In light of promising developments to limit hydrofluorocarbons (HFC) under international law, VCS announced on Thursday that it will no longer recognize credits from projects that destroy HFC-23. The decision reflects VCS’s desire to keep its carbon-market carrot out of the way of the (in this case) more powerful regulatory stick.
“It comes down to an issue of what’s the right tool at the right time,” David Antonioli, VCS’s Chief Executive Officer said. “Clearly markets are an incredibly important tool. But they might not be the right tool for everything all the time. In this particular case, for HFC-23, the regulations are probably a more effective and direct way of reducing those emissions.”
Those regulations have been moving forward swiftly over the last several months. In April, the United States, Canada, and Mexicoproposed an amendment to the 1989 Montreal Protocol that calls for a phase down of HFCs, reducing them 85-90% by 2050 (Micronesia proposed a similar measure). Then, a bilateral meeting between U.S. President Barack Obama and Chinese President Xi Jinping in June set the stage for the G20 Summit in St. Petersburg in September where the world’s most powerful economies agreed to phase down the production and consumption of HFCs, committing to further discussions on cost and technological alternatives.
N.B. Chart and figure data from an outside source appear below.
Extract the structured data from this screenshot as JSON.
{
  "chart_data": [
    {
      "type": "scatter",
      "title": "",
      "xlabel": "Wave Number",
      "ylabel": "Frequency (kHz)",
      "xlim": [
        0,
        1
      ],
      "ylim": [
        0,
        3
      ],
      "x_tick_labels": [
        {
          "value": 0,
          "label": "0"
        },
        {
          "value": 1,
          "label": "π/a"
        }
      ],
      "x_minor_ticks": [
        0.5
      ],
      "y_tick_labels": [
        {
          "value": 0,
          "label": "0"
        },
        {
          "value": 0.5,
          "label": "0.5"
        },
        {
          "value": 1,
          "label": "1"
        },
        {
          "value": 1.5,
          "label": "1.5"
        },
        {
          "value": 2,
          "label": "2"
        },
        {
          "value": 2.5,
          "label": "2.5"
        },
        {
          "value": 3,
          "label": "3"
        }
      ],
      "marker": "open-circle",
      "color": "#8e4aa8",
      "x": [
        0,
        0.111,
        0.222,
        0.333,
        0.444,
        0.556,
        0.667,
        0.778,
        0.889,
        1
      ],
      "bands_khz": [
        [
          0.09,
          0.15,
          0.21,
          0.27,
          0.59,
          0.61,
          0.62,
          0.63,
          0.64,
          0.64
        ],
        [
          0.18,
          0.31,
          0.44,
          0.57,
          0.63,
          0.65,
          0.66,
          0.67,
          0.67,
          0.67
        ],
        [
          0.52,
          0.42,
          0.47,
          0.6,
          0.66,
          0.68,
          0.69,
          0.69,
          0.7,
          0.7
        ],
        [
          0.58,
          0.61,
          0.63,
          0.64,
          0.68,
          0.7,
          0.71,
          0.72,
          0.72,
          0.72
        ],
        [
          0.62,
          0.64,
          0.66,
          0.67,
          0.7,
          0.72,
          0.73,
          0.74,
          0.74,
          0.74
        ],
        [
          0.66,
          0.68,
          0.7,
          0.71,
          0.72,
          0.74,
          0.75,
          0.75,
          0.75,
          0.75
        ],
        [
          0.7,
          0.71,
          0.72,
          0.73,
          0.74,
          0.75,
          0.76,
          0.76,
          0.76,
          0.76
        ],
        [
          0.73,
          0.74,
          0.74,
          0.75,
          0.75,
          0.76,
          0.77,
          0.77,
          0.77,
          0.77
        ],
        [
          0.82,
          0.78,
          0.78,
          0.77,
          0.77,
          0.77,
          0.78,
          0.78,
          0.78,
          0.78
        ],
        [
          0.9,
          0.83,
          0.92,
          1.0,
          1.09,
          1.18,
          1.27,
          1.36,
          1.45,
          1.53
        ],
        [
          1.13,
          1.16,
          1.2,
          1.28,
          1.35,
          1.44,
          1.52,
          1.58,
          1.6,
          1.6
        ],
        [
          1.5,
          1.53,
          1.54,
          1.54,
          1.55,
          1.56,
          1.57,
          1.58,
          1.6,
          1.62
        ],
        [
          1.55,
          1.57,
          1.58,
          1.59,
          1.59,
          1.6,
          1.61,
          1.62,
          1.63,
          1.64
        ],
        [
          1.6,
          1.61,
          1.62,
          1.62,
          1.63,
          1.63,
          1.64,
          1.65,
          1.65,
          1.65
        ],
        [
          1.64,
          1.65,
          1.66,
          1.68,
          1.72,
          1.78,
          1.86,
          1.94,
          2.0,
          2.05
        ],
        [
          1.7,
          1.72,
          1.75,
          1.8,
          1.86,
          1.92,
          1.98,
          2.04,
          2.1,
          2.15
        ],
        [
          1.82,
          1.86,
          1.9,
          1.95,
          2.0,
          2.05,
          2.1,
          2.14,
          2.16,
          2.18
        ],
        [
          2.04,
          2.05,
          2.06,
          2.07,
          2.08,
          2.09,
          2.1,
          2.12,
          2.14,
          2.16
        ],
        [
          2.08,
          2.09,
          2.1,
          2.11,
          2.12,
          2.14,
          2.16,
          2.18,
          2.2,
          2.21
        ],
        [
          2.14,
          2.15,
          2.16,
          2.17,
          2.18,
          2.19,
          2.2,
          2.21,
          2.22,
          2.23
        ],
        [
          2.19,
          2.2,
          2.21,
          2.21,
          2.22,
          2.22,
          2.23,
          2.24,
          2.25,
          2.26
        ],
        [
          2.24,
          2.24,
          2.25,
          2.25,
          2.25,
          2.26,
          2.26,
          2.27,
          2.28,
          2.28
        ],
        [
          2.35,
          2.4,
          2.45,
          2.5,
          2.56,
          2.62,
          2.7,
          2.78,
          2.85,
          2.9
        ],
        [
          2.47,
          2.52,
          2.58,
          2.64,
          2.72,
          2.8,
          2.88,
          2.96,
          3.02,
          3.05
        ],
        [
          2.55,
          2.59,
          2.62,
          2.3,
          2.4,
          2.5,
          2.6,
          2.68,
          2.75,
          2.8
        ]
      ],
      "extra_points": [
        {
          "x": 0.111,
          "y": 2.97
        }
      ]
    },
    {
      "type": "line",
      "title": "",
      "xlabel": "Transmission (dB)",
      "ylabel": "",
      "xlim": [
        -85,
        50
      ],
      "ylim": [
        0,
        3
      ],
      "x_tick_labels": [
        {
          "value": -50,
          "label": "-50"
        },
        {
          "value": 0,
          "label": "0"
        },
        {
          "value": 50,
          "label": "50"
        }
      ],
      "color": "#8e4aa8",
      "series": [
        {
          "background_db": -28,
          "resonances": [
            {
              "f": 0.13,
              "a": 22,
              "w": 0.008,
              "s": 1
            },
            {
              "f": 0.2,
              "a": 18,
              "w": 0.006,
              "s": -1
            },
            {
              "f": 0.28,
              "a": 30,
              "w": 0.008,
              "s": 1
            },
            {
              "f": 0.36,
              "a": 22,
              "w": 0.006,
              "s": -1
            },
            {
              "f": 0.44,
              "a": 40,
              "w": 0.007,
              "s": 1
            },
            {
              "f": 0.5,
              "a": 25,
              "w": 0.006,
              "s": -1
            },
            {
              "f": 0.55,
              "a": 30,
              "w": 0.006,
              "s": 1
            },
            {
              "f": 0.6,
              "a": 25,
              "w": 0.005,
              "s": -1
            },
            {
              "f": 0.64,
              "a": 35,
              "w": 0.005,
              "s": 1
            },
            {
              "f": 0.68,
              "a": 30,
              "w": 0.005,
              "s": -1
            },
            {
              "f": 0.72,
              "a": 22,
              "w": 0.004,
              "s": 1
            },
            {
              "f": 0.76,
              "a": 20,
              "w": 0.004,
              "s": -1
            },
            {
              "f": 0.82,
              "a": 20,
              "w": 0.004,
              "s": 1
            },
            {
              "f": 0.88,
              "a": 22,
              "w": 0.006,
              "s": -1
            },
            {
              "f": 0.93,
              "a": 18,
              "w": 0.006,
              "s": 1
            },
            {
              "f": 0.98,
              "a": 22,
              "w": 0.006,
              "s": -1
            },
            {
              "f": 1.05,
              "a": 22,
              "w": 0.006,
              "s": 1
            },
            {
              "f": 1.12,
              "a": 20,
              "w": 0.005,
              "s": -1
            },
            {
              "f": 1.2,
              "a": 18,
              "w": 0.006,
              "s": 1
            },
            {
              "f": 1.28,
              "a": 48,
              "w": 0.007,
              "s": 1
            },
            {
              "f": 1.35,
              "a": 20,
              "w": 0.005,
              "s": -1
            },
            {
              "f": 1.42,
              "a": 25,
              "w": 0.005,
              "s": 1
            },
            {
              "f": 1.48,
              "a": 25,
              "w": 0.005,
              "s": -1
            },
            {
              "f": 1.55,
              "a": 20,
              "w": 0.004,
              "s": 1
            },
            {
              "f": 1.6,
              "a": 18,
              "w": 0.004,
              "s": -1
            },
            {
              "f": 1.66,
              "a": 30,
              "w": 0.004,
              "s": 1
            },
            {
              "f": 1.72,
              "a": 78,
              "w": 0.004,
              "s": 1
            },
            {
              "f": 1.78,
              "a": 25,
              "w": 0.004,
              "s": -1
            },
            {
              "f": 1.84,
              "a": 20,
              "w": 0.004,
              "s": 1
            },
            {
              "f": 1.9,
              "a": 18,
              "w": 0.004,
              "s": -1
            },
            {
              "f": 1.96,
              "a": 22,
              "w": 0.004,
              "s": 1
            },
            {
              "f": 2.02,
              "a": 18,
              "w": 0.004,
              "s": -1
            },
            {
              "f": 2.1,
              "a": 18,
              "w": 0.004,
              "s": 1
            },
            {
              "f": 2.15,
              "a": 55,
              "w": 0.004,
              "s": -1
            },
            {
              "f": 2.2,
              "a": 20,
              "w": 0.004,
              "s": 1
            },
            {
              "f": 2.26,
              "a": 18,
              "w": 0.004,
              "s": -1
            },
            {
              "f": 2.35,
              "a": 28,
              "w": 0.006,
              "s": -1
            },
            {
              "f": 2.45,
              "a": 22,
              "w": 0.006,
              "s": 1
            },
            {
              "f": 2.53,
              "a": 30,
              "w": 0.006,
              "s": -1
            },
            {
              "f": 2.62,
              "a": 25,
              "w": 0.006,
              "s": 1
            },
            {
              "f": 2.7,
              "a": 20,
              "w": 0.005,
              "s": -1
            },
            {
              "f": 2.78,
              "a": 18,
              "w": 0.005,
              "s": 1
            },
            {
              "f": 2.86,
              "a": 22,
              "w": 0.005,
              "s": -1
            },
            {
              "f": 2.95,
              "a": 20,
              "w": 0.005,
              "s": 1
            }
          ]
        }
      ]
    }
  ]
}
HFCs are a problem born out of a solution: industry began producing them after the Montreal Protocol limited chlorofluorocarbons (CFCs) and hydrochlorofuorocarbons (HCFCs), which were responsible for the ozone hole over Antarctica. HFCs are an ozone-friendly replacement for the chlorine-laden compounds that were once used ubiquitously in refrigerators, air conditioners, and spray cans. The phase-out of CFCs stopped the dangerous trend of ozone depletion and, because CFCs are also greenhouse gases (GHGs), recent research shows that cutting them out of household products may have spared the world from what could have been even more rapid climate change over the last several decades.